My Mac’s speed has slowed, so I made a call to Apple Support. I believe most of the techs are considerably younger than I, and therefore expect their frame of reference might be different from mine. After accessing my computer, the technician looked at various potential problems, made some changes, rebooted my computer in safe mode, and then back again in regular mode. As we were discussing the issue, the young lady said, “Of course, yours is a vintage Mac.”
I have a friend who has (what he calls) a vintage car. It “came off the line” in 1960. Many car enthusiasts would insist it is not old enough to be vintage since it’s post-1930. I have some beautiful old jewelry, but it’s not 100 years old and cannot be defined as vintage. I, too, have made it to my “golden years,” and I’m definitely not vintage!

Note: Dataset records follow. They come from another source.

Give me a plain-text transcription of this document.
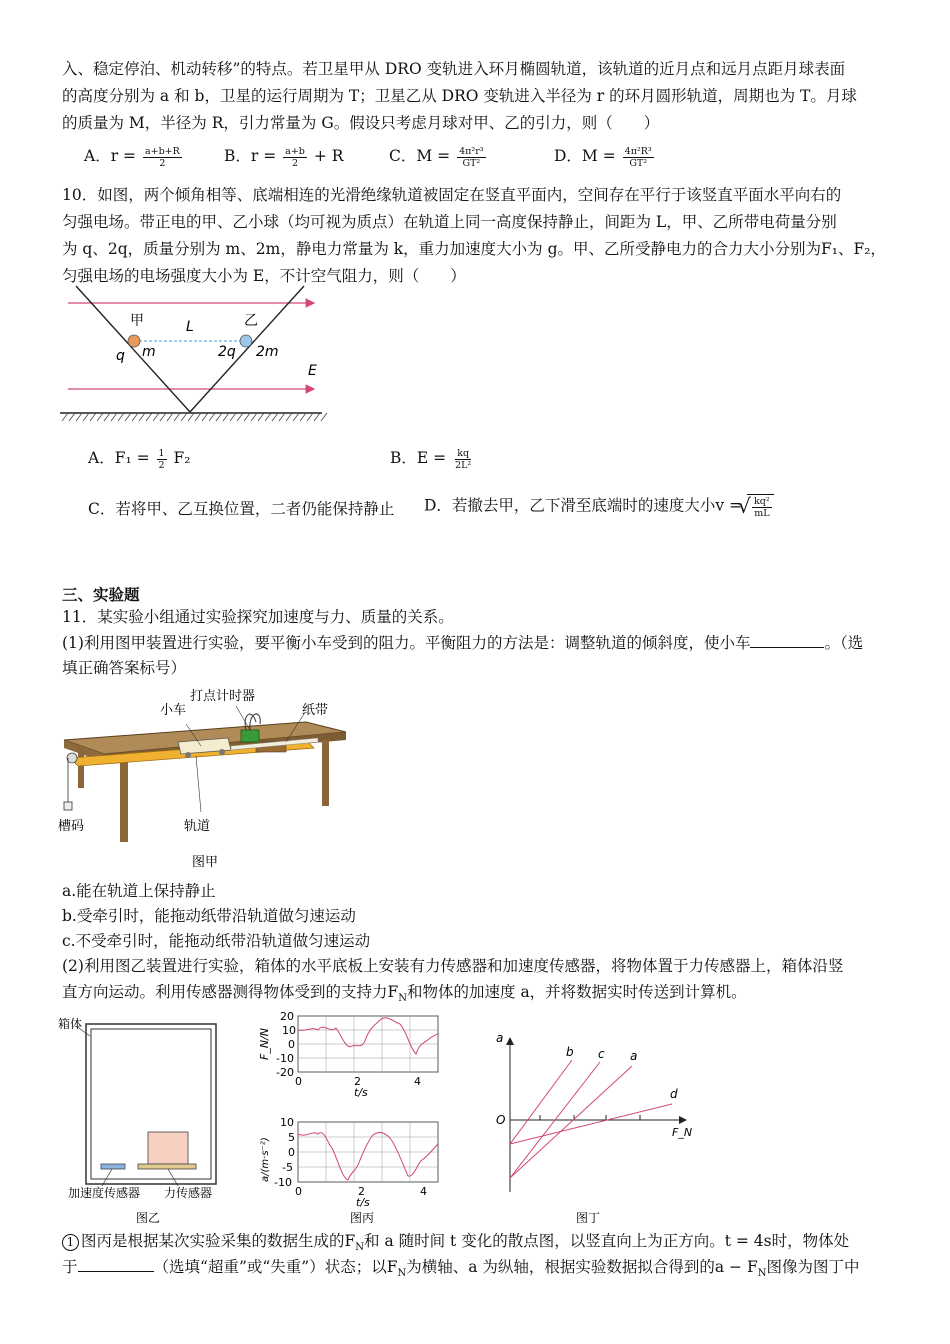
入、稳定停泊、机动转移”的特点。若卫星甲从 DRO 变轨进入环月椭圆轨道，该轨道的近月点和远月点距月球表面
的高度分别为 a 和 b，卫星的运行周期为 T；卫星乙从 DRO 变轨进入半径为 r 的环月圆形轨道，周期也为 T。月球
的质量为 M，半径为 R，引力常量为 G。假设只考虑月球对甲、乙的引力，则（　　）
A．$r = \frac{a+b+R}{2}$	B．$r = \frac{a+b}{2} + R$	C．$M = \frac{\text{4π²r³}}{\text{GT²}}$	D．$M = \frac{\text{4π²R³}}{\text{GT²}}$
10．如图，两个倾角相等、底端相连的光滑绝缘轨道被固定在竖直平面内，空间存在平行于该竖直平面水平向右的
匀强电场。带正电的甲、乙小球（均可视为质点）在轨道上同一高度保持静止，间距为 L，甲、乙所带电荷量分别
为 q、2q，质量分别为 m、2m，静电力常量为 k，重力加速度大小为 g。甲、乙所受静电力的合力大小分别为F₁、F₂，
匀强电场的电场强度大小为 E，不计空气阻力，则（　　）
甲	乙
L
q m	2q 2m
E
A．$F_1 = \frac{1}{2} F_2$	B．$E = \frac{kq}{\text{2L²}}$
C．若将甲、乙互换位置，二者仍能保持静止 D．若撤去甲，乙下滑至底端时的速度大小v =
√ $\frac{\text{kq²}}{mL}$
三、实验题
11．某实验小组通过实验探究加速度与力、质量的关系。
(1)利用图甲装置进行实验，要平衡小车受到的阻力。平衡阻力的方法是：调整轨道的倾斜度，使小车	。（选
填正确答案标号）
打点计时器
小车	纸带
轨道
槽码
图甲
a.能在轨道上保持静止
b.受牵引时，能拖动纸带沿轨道做匀速运动
c.不受牵引时，能拖动纸带沿轨道做匀速运动
(2)利用图乙装置进行实验，箱体的水平底板上安装有力传感器和加速度传感器，将物体置于力传感器上，箱体沿竖
直方向运动。利用传感器测得物体受到的支持力$F_N$和物体的加速度 a，并将数据实时传送到计算机。
箱体
加速度传感器 力传感器
图乙
20
10
0
-10
-20
0	2	4
t/s
F_N/N
10
5
0
-5
-10
0	2	4
t/s
a/(m·s⁻²)
图丙
a
F_N
O
b c a
d
图丁
1 图丙是根据某次实验采集的数据生成的$F_N$和 a 随时间 t 变化的散点图，以竖直向上为正方向。t = 4s时，物体处
于	（选填“超重”或“失重”）状态；以$F_N$为横轴、a 为纵轴，根据实验数据拟合得到的$a - F_N$图像为图丁中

How on earth did my 6-year-old Mac become vintage? Should I ship it off to the Smithsonian?
In this wonderful age of technology, things age extremely fast. Computer chips appear to age faster than anything. The computer chip in my dryer died at the age of 3, and the chip in my electric range had to be replaced before it made it to one year.
Although advances in medicine have expanded human life expectancy, this does not hold true for computers. Fortunately, the techie was able to make my Mac function better. It’s slower than it was a few years ago, but what the heck, so am I.